Tech experts on Friday said that the technology industry remains a lucrative option for South African school leavers, especially given the shortage of tech skills within the country.
With matric results now out, young people across South Africa are looking to figure out what career they should pursue. Basic Education Minister Angie Motshekga announced that the national matric pass rate had increased from 75.1 percent in 2017 to 78.2 in 2018, with Gauteng leading the provinces followed by the Free State.
Experts say that young people can attain digital and technology skills without having to go through traditional universities, and the technology space is desperate for locally-grown talent.
Glenn Gillis, chief executive and founder of Sea Monster Entertainment — an animation, gaming and augmented reality business based in Cape Town — said even if school leavers do not want to pursue a career in technology, they would do well to ensure that they have some digital skills when they enter the workplace.
“The great thing for any young person wanting to get into the technology space is that it’s constantly evolving, meaning that there are always new avenues to explore. You only have to look at the recent explosion of Augmented Reality and Virtual Reality to see this,” Gillis said.
Gillis said that means demand for people skilled in them will only grow, especially in developing markets like South Africa.
“At present, the best way to get into these spaces is to build on a good coding foundation with experimentation and online courses. That said, opportunities are starting to emerge in the formal space, most notably with UWC’s Postgraduate Diploma in e-Skills with Immersive Technologies,”

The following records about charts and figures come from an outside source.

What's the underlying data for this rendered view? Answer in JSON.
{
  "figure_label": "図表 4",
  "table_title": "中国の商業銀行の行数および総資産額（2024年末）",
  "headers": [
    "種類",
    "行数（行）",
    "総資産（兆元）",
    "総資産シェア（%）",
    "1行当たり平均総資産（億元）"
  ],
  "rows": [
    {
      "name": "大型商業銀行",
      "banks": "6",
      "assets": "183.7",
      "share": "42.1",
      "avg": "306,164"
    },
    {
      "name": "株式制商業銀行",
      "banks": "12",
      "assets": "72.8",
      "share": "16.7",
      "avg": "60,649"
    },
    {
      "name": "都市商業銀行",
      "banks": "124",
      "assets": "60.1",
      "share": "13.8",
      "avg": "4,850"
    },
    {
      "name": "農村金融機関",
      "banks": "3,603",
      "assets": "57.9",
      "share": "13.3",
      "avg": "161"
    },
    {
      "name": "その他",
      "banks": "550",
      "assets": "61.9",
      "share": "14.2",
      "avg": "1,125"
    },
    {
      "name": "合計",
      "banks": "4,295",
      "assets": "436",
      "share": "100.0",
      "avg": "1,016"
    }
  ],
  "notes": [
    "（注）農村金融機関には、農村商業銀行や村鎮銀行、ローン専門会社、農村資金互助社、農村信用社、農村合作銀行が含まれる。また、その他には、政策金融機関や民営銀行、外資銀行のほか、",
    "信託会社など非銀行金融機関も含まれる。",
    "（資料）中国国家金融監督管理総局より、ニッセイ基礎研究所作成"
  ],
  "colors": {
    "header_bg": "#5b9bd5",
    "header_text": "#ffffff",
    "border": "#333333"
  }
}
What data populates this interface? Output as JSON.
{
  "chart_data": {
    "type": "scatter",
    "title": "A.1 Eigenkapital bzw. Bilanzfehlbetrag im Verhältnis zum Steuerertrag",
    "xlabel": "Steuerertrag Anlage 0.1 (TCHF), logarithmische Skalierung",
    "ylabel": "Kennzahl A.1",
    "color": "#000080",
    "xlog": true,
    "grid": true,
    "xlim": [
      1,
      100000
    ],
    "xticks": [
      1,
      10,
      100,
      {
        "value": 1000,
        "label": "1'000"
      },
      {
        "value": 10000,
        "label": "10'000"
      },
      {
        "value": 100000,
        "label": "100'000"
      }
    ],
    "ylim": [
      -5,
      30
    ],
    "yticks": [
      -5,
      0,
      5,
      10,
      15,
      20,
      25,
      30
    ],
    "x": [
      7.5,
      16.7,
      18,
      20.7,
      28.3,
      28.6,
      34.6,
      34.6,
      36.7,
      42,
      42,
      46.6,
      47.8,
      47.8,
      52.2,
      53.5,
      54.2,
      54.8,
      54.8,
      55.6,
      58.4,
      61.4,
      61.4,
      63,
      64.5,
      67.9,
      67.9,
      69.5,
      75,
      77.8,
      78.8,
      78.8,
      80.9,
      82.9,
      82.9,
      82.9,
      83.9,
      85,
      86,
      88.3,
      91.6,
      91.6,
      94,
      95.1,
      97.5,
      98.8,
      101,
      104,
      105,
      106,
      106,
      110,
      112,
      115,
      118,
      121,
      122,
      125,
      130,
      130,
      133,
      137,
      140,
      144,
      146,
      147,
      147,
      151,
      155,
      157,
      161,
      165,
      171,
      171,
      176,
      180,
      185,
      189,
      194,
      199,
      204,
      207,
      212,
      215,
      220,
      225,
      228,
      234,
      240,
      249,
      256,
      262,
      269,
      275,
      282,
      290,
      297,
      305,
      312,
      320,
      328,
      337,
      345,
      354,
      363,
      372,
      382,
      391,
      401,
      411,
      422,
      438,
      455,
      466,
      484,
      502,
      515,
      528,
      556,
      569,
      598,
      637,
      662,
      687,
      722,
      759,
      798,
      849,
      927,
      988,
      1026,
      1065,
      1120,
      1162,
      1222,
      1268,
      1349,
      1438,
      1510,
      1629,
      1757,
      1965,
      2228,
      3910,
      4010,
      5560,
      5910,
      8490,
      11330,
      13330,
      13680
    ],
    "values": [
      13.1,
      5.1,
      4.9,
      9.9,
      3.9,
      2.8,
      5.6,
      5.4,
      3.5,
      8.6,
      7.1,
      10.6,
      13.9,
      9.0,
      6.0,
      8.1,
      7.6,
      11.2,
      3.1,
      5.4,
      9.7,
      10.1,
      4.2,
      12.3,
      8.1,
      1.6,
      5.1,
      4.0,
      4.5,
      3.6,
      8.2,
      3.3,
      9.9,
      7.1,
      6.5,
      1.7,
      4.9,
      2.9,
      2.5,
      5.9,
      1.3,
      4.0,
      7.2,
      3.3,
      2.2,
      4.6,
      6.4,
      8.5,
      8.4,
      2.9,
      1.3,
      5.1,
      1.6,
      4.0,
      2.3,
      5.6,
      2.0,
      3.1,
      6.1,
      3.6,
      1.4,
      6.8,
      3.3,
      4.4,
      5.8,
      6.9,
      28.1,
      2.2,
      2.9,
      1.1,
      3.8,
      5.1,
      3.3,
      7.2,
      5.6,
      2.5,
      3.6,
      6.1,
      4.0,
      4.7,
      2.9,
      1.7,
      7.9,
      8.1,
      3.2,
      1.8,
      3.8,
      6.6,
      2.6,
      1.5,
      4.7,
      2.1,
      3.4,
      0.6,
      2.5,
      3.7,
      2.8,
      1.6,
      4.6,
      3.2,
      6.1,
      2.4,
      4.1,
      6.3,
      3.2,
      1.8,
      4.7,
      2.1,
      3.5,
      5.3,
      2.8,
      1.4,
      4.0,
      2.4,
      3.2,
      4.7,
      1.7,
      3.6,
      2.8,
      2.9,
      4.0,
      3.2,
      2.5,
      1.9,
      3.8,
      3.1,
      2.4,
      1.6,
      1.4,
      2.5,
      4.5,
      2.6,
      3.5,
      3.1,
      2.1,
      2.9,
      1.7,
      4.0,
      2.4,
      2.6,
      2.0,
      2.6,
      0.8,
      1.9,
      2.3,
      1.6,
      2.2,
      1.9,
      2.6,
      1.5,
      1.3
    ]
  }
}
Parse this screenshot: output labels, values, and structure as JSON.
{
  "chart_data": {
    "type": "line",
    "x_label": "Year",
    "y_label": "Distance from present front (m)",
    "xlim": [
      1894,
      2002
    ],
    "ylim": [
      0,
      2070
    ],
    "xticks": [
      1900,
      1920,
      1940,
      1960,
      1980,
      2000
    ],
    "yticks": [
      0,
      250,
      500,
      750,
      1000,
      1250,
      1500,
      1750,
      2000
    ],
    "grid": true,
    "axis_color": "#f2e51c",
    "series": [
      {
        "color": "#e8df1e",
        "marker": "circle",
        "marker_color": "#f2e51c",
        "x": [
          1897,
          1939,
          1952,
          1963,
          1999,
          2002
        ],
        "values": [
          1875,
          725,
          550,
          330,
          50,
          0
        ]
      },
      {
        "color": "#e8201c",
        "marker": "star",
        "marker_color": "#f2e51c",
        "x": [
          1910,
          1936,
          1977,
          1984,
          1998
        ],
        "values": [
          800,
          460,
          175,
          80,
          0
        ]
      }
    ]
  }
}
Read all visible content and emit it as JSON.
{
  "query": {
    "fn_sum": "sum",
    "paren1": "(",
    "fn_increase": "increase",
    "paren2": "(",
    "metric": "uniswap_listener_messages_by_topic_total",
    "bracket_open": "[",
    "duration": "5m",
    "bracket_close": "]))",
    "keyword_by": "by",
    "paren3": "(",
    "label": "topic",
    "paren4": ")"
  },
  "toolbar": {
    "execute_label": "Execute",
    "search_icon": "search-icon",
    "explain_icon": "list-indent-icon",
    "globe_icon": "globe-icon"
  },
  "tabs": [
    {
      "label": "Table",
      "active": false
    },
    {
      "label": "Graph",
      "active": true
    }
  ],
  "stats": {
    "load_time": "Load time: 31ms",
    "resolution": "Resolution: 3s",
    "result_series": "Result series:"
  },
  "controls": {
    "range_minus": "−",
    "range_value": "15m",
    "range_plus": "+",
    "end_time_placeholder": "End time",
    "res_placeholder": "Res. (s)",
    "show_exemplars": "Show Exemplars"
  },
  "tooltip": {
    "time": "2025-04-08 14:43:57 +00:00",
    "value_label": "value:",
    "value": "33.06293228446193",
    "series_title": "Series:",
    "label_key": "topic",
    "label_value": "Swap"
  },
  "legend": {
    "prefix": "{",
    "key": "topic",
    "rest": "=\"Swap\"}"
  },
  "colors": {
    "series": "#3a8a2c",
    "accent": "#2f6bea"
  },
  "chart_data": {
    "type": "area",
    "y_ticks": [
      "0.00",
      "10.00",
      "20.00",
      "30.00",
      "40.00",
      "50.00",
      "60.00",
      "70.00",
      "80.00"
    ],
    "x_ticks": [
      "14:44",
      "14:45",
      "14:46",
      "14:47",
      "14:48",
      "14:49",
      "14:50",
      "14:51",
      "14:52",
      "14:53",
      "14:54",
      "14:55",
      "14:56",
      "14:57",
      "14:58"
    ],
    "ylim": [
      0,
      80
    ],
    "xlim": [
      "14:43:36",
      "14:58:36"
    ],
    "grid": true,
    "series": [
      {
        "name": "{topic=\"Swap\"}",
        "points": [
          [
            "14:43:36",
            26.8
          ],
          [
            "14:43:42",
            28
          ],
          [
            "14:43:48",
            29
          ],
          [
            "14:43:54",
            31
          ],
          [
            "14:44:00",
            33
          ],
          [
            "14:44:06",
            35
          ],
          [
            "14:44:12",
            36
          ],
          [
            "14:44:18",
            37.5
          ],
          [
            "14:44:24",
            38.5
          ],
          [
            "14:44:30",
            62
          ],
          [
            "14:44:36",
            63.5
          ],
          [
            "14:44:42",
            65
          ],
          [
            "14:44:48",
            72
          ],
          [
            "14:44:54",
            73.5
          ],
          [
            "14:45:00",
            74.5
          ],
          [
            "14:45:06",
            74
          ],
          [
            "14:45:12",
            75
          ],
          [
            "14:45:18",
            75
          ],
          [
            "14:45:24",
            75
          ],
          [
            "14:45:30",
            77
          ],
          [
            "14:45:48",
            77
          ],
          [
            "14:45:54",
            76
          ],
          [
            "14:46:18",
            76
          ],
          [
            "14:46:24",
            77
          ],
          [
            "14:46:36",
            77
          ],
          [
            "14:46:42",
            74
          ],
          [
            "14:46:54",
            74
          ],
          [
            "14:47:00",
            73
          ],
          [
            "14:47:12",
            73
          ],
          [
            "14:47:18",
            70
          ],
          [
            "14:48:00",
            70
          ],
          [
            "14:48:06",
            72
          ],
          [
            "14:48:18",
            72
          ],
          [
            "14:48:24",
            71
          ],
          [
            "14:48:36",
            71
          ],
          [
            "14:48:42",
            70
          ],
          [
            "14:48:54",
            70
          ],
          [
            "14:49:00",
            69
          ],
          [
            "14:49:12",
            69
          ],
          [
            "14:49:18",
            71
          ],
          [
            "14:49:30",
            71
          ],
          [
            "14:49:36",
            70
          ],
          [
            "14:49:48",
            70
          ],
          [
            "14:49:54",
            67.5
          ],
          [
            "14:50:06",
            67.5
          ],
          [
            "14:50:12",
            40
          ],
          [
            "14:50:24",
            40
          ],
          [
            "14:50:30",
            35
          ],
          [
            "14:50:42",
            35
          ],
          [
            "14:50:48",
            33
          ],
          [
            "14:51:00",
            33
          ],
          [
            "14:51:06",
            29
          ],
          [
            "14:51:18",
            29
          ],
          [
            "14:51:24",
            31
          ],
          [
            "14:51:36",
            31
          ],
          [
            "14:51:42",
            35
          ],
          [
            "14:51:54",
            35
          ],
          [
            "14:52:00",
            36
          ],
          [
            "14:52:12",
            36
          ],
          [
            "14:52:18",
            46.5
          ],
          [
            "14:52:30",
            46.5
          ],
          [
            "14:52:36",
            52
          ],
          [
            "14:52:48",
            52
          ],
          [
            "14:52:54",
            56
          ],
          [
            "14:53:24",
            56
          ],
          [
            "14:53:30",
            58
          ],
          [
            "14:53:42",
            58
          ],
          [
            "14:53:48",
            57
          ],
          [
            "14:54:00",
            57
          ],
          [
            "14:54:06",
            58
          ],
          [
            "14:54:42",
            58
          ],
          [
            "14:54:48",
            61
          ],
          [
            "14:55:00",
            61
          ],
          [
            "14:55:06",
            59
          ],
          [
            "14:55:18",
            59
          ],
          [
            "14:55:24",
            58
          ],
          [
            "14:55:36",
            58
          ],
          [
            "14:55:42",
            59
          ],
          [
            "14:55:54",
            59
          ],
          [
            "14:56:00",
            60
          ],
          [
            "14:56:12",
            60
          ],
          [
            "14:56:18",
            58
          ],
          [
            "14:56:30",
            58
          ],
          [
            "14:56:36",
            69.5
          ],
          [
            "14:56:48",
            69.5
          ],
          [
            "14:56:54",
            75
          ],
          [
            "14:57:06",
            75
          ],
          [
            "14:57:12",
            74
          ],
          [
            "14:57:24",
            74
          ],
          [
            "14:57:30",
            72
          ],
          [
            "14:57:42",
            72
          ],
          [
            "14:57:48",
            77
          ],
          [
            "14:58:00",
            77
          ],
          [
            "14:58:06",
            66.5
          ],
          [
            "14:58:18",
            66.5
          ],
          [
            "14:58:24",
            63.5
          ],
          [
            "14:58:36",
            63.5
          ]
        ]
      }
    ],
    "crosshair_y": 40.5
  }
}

Mich Atagana, head of communications and public affairs for South Africa at Google, said school leavers need to prepare for a more technologically- and digitally-led future, regardless of the career fields high school leavers wish to pursue.
“As we move closer to the fourth industrial revolution, South Africa is in need of a technologically skilled workforce and digitally-based economic expansion. It’s very important that young people prepare for these changes while they still have time,” Atagana said.
Recognizing that traditional learning institutions are not always accessible to young South Africans, Google has launched several initiatives aimed at providing them with the skills they need to compete in the contemporary workplace.
“At Google, we strongly believe in empowering young people through our wide range of accessible programmes. For example, Grow with Google is an initiative that allows members of the public to freely receive the best training Google has to offer in order to grow their skills, careers and businesses.”
“In the same vein, Digital Skills for Africa is a programme that offers free Google courses to put users firmly on the path to becoming digital experts. They can choose the digital skills they want to develop, learn at their own pace, track their progress and even receive accredited certification to boost their CVs.”